FPK-Scheuch: Kaiser will finanzielle Lage von Studenten ausnutzen

Kärntner SPÖ hält inferiorem Verteidigungsminister nach wie vor die Stange

Klagenfurt (OTS) - Für mehrmaliges Kopfschütteln sorgte SPÖ-Vorsitzender Peter Kaiser bei der gestrigen Podiumsdiskussion zum Thema Wehrpflicht an der Uni Klagenfurt. Der SPÖ-Vorsitzende sieht durch den finanziellen Engpass der Studenten eine Möglichkeit, vor allem Freiwillige aus dieser Zielgruppe zum geplanten Berufsheer zu bekommen. "Will Kaiser die missliche Lage der Studenten ausnutzen, um doch die benötigte Anzahl Freiwilliger zum Heer zu bekommen? Anscheinend ist Kaiser über die schlechte finanzielle Situation der Studenten gar nicht so unglücklich, weil sie seinem Verteidigungsminister aus der Klemme helfen könnte. Wäre es aber nicht besser, das Bundesheer attraktiver für wirklich Interessierte zu machen, statt auf den finanziellen Engpass der Studenten als Druckmittel zu hoffen? Das ist eine schamlose Ausnutzung der Studenten", stellt FPK-Obmann DI Uwe Scheuch fest.

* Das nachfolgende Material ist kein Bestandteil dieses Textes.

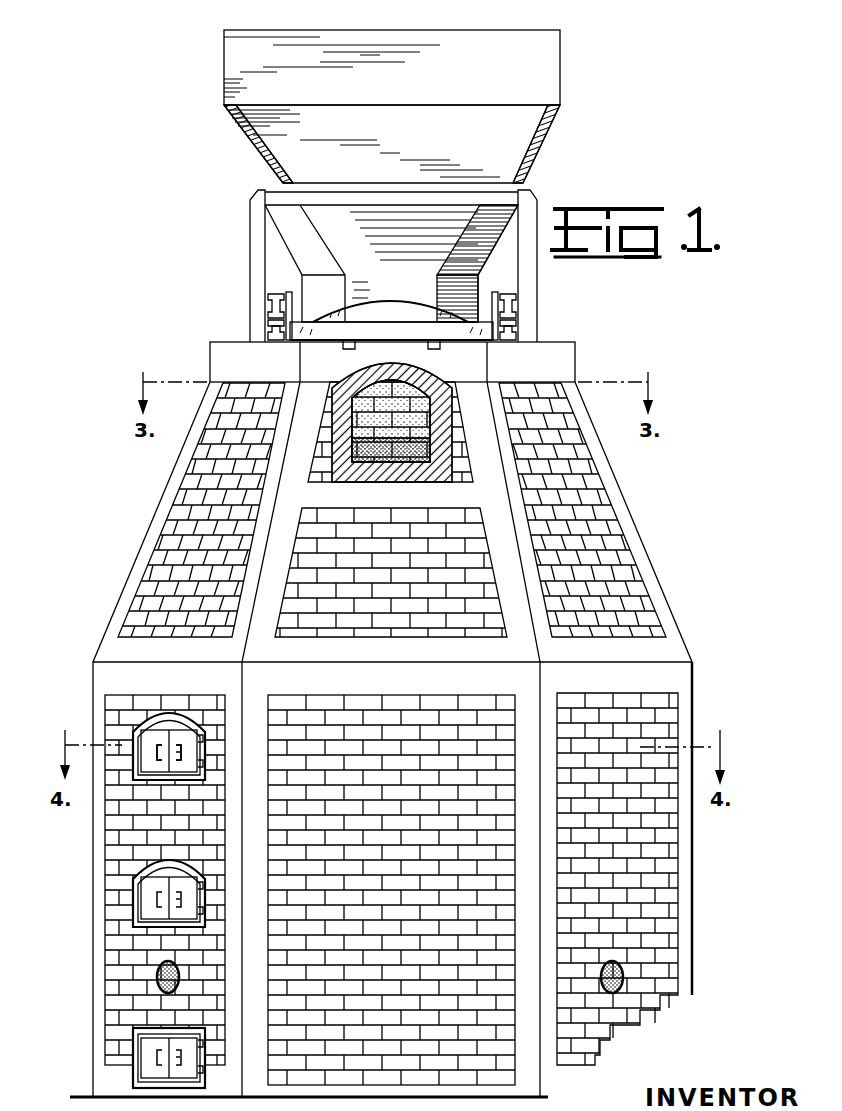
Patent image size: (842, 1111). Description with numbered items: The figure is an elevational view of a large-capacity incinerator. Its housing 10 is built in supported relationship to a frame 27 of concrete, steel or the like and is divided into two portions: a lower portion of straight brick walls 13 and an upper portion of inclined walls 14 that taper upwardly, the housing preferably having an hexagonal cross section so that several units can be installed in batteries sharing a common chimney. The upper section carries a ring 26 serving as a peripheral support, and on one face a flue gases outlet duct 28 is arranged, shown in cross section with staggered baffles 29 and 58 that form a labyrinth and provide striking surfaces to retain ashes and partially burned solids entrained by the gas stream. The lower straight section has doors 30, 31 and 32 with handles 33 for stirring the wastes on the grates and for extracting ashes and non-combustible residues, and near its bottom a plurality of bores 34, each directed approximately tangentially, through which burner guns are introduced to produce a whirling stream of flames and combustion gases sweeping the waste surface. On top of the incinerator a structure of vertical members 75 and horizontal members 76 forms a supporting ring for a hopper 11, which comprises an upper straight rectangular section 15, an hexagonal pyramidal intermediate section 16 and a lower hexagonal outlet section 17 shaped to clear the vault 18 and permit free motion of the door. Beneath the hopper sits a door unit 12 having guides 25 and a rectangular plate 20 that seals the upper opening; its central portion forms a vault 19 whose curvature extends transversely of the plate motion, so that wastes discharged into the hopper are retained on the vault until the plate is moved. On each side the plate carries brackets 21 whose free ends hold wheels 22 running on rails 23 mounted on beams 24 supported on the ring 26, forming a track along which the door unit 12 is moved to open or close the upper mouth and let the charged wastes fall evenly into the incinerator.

The housing 10 is at (704, 861).
The hopper 11 is at (220, 88).
The door unit 12 is at (473, 342).
The brick walls 13 is at (641, 892).
The inclined walls 14 is at (620, 577).
The upper straight rectangular section 15 is at (237, 53).
The hexagonal pyramidal intermediate section 16 is at (262, 134).
The lower hexagonal outlet section 17 is at (478, 253).
The vault 18 is at (410, 302).
The vault 19 is at (375, 314).
The plate 20 is at (303, 336).
The brackets 21 is at (289, 292).
The wheels 22 is at (270, 304).
The rails 23 is at (267, 320).
The beams 24 is at (268, 332).
The guides 25 is at (345, 346).
The ring 26 is at (552, 338).
The frame 27 is at (626, 521).
The flue gases outlet duct 28 is at (378, 470).
The baffle 29 is at (408, 416).
The door 30 is at (147, 1060).
The door 31 is at (147, 887).
The door 32 is at (146, 735).
The handles 33 is at (174, 743).
The bores 34 is at (155, 968).
The baffle 58 is at (406, 454).
The vertical members 75 is at (258, 241).
The horizontal members 76 is at (280, 192).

Kaiser hatte - mit der Frage konfrontiert, wer denn überhaupt zu einem Berufs-Bundesheer gehen würde - gemeint, dass Studenten die 5.000 Euro für die Ableistung von Bundesheerübungen ja gut brauchen könnten und dieses Modell daher durchaus interessant für sie wäre. Scheuch: "Studenten sollten sich eher aufs Studium und einen raschen Abschluss konzentrieren können, statt sich vor lauter Geldsorgen sogar zum Bundesheer melden zu müssen." Angesichts dieser Äußerungen müsse die Frage gestattet sein, wie sozial die Sozialdemokratie noch sei.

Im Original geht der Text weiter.